L'adjoint à la maire en charge de la culture a annoncé ce vendredi que l'oeuvre, offerte en hommage aux victimes des attentats de 2015, sera installée au coeur de Paris et ce malgré la polémique concernant sa taille, son emplacement et son coût.
Les "Tulips" de Jeff Koons, en face de la maison d'enchères Christie's à New York, en 2012.

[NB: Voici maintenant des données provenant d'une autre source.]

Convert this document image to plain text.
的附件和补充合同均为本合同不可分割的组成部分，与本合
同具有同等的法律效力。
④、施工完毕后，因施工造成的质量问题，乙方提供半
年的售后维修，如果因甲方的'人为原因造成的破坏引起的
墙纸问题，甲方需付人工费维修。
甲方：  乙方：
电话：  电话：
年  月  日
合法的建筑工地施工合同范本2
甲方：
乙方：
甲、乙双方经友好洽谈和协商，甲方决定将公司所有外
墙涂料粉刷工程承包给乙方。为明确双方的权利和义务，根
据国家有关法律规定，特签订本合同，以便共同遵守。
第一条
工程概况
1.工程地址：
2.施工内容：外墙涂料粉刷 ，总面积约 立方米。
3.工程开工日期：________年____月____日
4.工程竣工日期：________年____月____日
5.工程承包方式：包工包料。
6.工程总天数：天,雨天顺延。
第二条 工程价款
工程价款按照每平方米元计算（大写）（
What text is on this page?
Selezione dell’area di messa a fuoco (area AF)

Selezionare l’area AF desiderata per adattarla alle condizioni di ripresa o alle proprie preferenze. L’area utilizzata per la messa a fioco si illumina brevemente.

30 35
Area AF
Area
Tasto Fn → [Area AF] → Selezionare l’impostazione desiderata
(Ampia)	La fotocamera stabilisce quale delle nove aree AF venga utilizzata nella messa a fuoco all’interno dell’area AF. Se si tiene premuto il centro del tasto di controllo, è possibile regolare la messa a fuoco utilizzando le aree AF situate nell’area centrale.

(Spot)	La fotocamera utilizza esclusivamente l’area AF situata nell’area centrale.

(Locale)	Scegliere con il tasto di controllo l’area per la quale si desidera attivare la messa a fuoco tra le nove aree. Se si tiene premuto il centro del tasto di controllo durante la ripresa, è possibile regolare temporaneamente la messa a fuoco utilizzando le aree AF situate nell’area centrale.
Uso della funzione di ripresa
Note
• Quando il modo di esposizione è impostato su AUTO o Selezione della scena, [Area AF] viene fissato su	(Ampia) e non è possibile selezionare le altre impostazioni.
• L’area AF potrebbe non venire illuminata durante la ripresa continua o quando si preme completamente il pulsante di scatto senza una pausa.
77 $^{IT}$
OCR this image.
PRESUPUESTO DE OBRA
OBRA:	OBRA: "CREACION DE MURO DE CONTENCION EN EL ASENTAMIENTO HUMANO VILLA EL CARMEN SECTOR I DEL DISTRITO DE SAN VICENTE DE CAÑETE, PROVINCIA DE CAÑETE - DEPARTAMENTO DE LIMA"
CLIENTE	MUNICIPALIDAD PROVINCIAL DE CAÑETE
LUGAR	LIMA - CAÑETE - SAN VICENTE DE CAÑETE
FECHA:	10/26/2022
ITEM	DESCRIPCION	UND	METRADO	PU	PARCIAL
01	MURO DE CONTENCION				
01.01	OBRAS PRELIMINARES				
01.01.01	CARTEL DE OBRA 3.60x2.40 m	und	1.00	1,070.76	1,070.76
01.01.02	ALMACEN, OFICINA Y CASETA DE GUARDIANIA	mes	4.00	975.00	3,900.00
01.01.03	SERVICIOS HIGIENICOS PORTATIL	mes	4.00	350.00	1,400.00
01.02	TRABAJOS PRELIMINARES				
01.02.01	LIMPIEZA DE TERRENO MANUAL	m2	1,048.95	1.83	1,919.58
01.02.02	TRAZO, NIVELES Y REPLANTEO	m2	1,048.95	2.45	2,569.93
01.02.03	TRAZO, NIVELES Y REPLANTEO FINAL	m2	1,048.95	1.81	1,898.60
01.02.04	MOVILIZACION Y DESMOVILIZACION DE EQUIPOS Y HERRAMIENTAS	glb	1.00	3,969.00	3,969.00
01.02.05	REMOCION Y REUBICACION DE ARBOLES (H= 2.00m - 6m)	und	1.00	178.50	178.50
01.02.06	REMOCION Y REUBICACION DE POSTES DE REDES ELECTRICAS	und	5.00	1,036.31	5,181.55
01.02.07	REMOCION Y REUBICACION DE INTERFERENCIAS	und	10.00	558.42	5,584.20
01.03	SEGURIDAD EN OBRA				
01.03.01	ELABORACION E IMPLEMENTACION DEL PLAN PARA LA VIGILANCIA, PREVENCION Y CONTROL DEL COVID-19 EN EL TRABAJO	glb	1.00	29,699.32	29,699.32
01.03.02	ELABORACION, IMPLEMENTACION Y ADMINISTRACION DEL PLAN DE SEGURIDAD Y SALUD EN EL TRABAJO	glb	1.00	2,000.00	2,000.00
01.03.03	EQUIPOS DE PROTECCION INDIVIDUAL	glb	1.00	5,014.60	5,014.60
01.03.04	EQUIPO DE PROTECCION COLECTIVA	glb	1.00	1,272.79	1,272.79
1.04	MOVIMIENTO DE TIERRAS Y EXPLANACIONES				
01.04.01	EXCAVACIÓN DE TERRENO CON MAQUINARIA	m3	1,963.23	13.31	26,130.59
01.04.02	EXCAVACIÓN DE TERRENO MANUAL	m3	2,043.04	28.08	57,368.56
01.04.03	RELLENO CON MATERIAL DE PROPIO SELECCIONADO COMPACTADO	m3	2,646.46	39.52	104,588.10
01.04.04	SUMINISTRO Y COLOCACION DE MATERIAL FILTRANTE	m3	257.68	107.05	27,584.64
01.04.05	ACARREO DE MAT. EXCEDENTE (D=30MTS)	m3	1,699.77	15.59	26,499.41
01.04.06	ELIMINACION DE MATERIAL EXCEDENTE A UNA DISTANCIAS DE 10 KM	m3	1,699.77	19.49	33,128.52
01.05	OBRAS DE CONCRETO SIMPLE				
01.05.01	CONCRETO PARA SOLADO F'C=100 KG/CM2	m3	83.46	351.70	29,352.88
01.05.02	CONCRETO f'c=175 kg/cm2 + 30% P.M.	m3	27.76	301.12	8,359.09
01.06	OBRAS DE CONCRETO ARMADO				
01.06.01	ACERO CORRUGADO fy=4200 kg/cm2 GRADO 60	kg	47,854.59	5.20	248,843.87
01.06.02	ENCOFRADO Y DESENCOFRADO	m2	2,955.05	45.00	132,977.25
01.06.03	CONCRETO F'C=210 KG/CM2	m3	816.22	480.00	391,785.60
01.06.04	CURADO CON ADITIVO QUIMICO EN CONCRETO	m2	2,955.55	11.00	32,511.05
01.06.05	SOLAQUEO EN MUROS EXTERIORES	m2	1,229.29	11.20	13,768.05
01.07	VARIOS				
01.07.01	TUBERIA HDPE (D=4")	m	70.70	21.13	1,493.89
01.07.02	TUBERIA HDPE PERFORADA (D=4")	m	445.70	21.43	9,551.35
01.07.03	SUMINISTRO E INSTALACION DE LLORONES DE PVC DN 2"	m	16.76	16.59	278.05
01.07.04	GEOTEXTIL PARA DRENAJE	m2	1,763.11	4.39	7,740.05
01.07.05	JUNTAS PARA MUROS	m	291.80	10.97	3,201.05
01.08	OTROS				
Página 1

Les "Tulips" de Jeff Koons, en face de la maison d'enchères Christie's à New York, en 2012. © Jamie McCarthy / GETTY IMAGES NORTH AMERICA / AFP
« Il était de notre devoir d’en finir avec ce feuilleton. » La ville de Paris acceptera donc bien le cadeau de l’artiste contemporain Jeff Koons. L’adjoint en charge de la culture, Christophe Girard, a annoncé ce vendredi matin au micro de France Inter que le « Bouquet of Tulips », une œuvre monumentale en hommage aux victimes des attentats de novembre 2015, trouvera sa place au sein du Petit Palais. « Il y a, autour du Petit Palais, des jardins municipaux entretenus par la ville de Paris dans lesquels il y a un emplacement possible, a détaillé l’adjoint. Jeff Koons a fait un aller-retour hier. Ça s’est fait un peu au dernier moment. »  
 
L’œuvre monumentale – 10 m de haut, 33 tonnes -, qui représente une main tenant des fleurs multicolores, ne devrait donc pas trôner entre le Palais de Tokyo et le Musée d’Art Moderne de la Ville de Paris, comme initialement envisagé. « On était tiraillés entre plusieurs propositions, a reconnu Christophe Girard. La Villette était proposée aussi bien par les services de la ville que ceux du ministère de la Culture. Mais Jeff Koons n'est jamais venu avec l'idée de ne pas être dans le centre de Paris, près des lieux des attentats. »
 
L’emplacement tout comme le coût de production de l’œuvre – 3,5 millions d’euros payés, selon la Ville, par du mécénat privé, avaient alimenté une polémique. En janvier, une tribune publiée dans Libération et signé par 23 personnalités disait « Non au cadeau de Jeff Koons », offert par l’intermédiaire de l’ambassadeur Jane Hartley, alors en poste à Paris. « Vous imaginez la polémique internationale qu'aurait pu générer une position de la ville consistant à dire aux Américains : « nous ne voulons pas de votre cadeau » ? », réagissait en février Anne Hidalgo.
 
La ministre de la Culture Françoise Nyssen avait quant à elle assuré que le gouvernement allait « accompagner la Ville de Paris et trouver ensemble une solution à la hauteur de l'enjeu symbolique ». Une aide qui devrait concerner notamment l’entretien du bouquet de tulipes. « On verra avec l’Etat la répartition pour la protection de l’œuvre », a affirmé Christophe Girard.